The beetle is thoroughly established in my home of Lexington, KY. It is also in New York City and Atlanta. The distance from Detroit to each of these cities is about 550 km, 1000 km and 1160 km respectively. Emerald ash borer would, on its own, take 300 to 1300 years to reach Lexington, 600 to 2500 years to get to New York, and 700 to 3000 years to reach Atlanta. In fact, the emerald ash borer only needed ten to fifteen years to reach those cities.
Consider the map of emerald ash borer in 2008 and 2016. The rate of spread is astonishing. Instead of taking decades, the insect is leaping from state to state, from city to city, like a wildfire that leaps over its boundaries and is carried by wind. But it is not the wind that carries emerald ash borer. It is us.
If you live in the eastern US or Canada, you’ve seen the billboards on the highway or the posters in campgrounds: Don’t Move Firewood. The emerald ash borer has taken advantage of the behavior of its major vector, the American camper. We love to camp. We take our trailers or RVs or tents and wander across the landscape. Everywhere we go, we cannot resist sitting in front of a lovely campfire, flames dancing, smoke rising, wood crackling. And we bring the wood with us. Not content to forage for wood near our campsite, or to buy wood from a local vendor, we insist on loading up our trailers with enough wood to carry us through our vacations. In that wood are beetle larvae, quite happy to hitch a ride to a new home where ash trees wait.

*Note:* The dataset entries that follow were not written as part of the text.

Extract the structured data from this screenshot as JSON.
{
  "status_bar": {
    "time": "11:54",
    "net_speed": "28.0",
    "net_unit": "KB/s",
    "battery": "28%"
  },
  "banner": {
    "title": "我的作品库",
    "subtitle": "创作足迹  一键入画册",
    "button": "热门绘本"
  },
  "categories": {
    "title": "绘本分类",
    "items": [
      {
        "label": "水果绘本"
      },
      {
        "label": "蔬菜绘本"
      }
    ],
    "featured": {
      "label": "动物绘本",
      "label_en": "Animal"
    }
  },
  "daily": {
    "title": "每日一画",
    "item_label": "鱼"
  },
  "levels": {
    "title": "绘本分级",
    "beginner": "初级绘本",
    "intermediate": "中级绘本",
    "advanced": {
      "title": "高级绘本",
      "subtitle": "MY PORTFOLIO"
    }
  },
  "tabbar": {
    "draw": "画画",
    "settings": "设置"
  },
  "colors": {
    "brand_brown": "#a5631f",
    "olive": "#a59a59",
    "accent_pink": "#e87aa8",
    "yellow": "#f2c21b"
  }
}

Nothing that we do seems to discourage our firewood obsessions. The US Department of Agriculture (USDA) began with quarantines, forbidding the movement of wood out of infested zones. That didn’t work. Then state and federal authorities turned to public relations, putting up billboards and signs, handing out flyers at campgrounds. It is not working. Instead of taking thousands of years to spread throughout the range of ash trees, our firewood obsession has allowed the emerald ash borer to sprint across the continent, spreading death wherever it goes.
The mortality rate is astonishing – the beetle kills 90-100% of ash trees in infested areas within a few years. Ash is not a minor tree. It represents about 11% of the standing biomass of eastern forests, and roughly the same proportion of many urban forests. Forests are beginning to look forlorn, the landscape strewn with standing dead trees and the corpses of the fallen.
The situation is not without hope. Scientists from the USDA and several universities, in collaboration with Chinese scientists, have been catching and breeding predators and parasites of emerald ash borer in China, the original home of the insect. These are now being released in large numbers in the US and Canada. There are also native predators and parasites of closely related beetles in North America. Slowly, given enough time, the emerald ash borer may begin to succumb to their own enemies. It is also possible that there are resistant ash trees that will survive to reproduce. For any of this to happen, we need time. It will take decades, maybe centuries, for emerald ash borer and their enemies, and our native ash trees, to settle into a sustainable relationship. But as long as we are unable to slow our obsession with moving firewood, we limit the possibilities for nature to take its course.
If we fail and some day ash trees are only a memory consisting of some furniture and a few old baseball bats, historians will look back and say that it wasn’t the beetle that killed the trees, it was us.